About two months ago, they launched Clik, a mobile app that lets you control a TV right from your phone. There are a few steps to making it work, but the major plus to Clik is that it doesn’t require additional hardware. You point your desktop or smart TV browser at ClikThis.com, which generates a unique QR code (a two-dimensional barcode). Then you open the Clik iPhone or Android app, aim the camera at the screen, and the phone syncs to the TV or computer. Once they’re connected, you can use your phone like a remote control to play YouTube videos on your TV.
You can see a demo here:
So now the company has two major products under its belt: the messaging app Kik and the TV app Clik. There are no plans to spin either product out of the company.
Chief executive Ted Livingston says this isn’t a pivot. Really.
Kik is very much alive and well with 10 million registered users and 1 billion messages sent per month. It’s maintained a Top 25 ranking in the social networking category in the U.S., according to App Annie, and it currently has a better rank than high-profile apps like Path and Foursquare. The issue is that messaging is a service that could be easily cannibalized by Apple’s iMessages, Facebook Messenger or any change in the way the carriers handle SMS.
But the company’s other product Clik addresses a real hole in the market because most TV controllers are horribly designed. That’s the part that has a real revenue opportunity.

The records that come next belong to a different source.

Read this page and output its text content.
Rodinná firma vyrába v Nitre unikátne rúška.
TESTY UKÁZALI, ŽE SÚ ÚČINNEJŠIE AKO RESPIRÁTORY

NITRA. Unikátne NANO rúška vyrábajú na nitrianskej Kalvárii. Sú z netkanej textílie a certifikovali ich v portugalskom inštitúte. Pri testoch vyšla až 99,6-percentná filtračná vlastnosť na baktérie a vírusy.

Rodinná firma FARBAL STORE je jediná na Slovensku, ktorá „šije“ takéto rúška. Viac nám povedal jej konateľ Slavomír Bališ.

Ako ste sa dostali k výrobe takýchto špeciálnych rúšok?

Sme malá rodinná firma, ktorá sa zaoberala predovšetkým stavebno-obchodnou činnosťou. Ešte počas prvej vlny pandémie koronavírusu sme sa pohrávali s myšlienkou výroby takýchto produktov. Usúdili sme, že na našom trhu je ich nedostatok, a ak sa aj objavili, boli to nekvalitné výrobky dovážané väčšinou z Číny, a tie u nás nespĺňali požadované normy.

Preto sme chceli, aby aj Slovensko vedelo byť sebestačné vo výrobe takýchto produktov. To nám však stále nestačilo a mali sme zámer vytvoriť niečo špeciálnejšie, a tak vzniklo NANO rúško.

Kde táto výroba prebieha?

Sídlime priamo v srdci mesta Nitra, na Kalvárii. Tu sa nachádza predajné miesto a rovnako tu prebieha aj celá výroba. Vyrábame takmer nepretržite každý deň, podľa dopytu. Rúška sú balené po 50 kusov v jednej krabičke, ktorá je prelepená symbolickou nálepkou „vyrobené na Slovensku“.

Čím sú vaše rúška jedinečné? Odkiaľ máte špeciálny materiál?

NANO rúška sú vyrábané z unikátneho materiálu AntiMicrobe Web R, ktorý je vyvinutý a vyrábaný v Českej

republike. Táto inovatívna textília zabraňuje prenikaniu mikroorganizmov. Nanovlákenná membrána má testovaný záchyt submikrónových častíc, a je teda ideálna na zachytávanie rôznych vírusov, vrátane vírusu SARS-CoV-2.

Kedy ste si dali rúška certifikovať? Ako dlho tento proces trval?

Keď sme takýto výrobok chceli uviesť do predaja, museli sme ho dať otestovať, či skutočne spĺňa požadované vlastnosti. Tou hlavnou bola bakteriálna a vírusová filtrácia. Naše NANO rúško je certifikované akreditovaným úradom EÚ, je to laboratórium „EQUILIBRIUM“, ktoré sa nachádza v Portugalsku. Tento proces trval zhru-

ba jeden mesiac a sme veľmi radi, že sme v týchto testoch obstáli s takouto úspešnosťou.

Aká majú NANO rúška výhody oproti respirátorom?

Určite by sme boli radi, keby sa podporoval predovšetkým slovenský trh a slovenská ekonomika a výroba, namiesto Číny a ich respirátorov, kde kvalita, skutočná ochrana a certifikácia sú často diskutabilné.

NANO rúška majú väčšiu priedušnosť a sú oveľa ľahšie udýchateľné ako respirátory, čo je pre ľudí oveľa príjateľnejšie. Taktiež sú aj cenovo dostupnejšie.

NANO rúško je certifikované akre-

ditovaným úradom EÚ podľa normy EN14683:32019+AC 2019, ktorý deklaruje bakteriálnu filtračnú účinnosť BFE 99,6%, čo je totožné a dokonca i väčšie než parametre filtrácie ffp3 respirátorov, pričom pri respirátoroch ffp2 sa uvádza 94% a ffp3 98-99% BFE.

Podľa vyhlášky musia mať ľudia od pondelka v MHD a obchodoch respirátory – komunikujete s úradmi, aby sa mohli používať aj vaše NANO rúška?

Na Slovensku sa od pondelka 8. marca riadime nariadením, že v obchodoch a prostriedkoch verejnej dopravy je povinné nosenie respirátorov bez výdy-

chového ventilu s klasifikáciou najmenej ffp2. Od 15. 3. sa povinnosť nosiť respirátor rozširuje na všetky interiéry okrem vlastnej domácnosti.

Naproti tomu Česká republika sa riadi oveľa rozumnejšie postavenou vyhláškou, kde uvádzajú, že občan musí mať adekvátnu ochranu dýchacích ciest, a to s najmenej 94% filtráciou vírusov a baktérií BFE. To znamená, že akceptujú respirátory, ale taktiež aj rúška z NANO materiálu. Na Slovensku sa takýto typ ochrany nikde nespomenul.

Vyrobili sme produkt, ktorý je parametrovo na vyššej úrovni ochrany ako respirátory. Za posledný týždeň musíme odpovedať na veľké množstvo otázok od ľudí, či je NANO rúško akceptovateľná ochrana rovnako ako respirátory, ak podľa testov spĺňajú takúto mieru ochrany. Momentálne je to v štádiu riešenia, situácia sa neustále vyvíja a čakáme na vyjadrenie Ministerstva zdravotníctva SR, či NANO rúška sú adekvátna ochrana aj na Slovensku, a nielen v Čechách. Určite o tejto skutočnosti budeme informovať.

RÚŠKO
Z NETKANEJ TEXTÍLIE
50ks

Plus, Clik has attracted interest from more than 100 potential partners that want to explore using it for video or gaming. “Clik has had huge response from developers who see it as a white-label version of Apple’s AirPlay,” Livingston said.
Since Kik has the user base that most mobile developers could only dream of having, the idea is to use Kik to cross-promote and seed Clik’s usage. “We think that Kik will provide viral distribution for Clik,” Livingston said. “We look at Kik as a way to get content from person to person and Clik as a way to get content from person to screen.”
Livingston says that Clik is actually a return to the company’s original vision. You see, back when the company started in 2009, it had the vision of making music very easy to play and share between phones and desktop computers. But licensing from the music labels is a pain, so they used the technology to build a messaging app instead.
Now that messaging has had its moment in the sun, it’s time to move on.
“We always thought that group messaging was a fad,” Livingston said. “We never looked at Kik as a social network. We always looked at it as a way to get content from person-to-person.”
Livingston has shown off Clik in a couple different ways. You can use it to send a YouTube playlist on your TV directly from your smartphone. You can also use Clik to play a game on a TV using an iPhone or Android device as the controller, which has piqued the interest of game developers.
“We’re looking at the entire stack and how to enable pre-existing experiences to be transferred from the phone to the browser,” he said. Kik should remain free indefinitely, but there will probably be some kind of freemium revenue model behind Clik for partners.
And if Apple launches an iTV? Well, that’s just extra marketing for Clik, since Apple would probably pursue a closed solution that would only work on its devices.
“The rumors around the Apple TV and awareness around AirPlay has been great for us,” he said. “We let you connect any phone to any screen and we’re open.”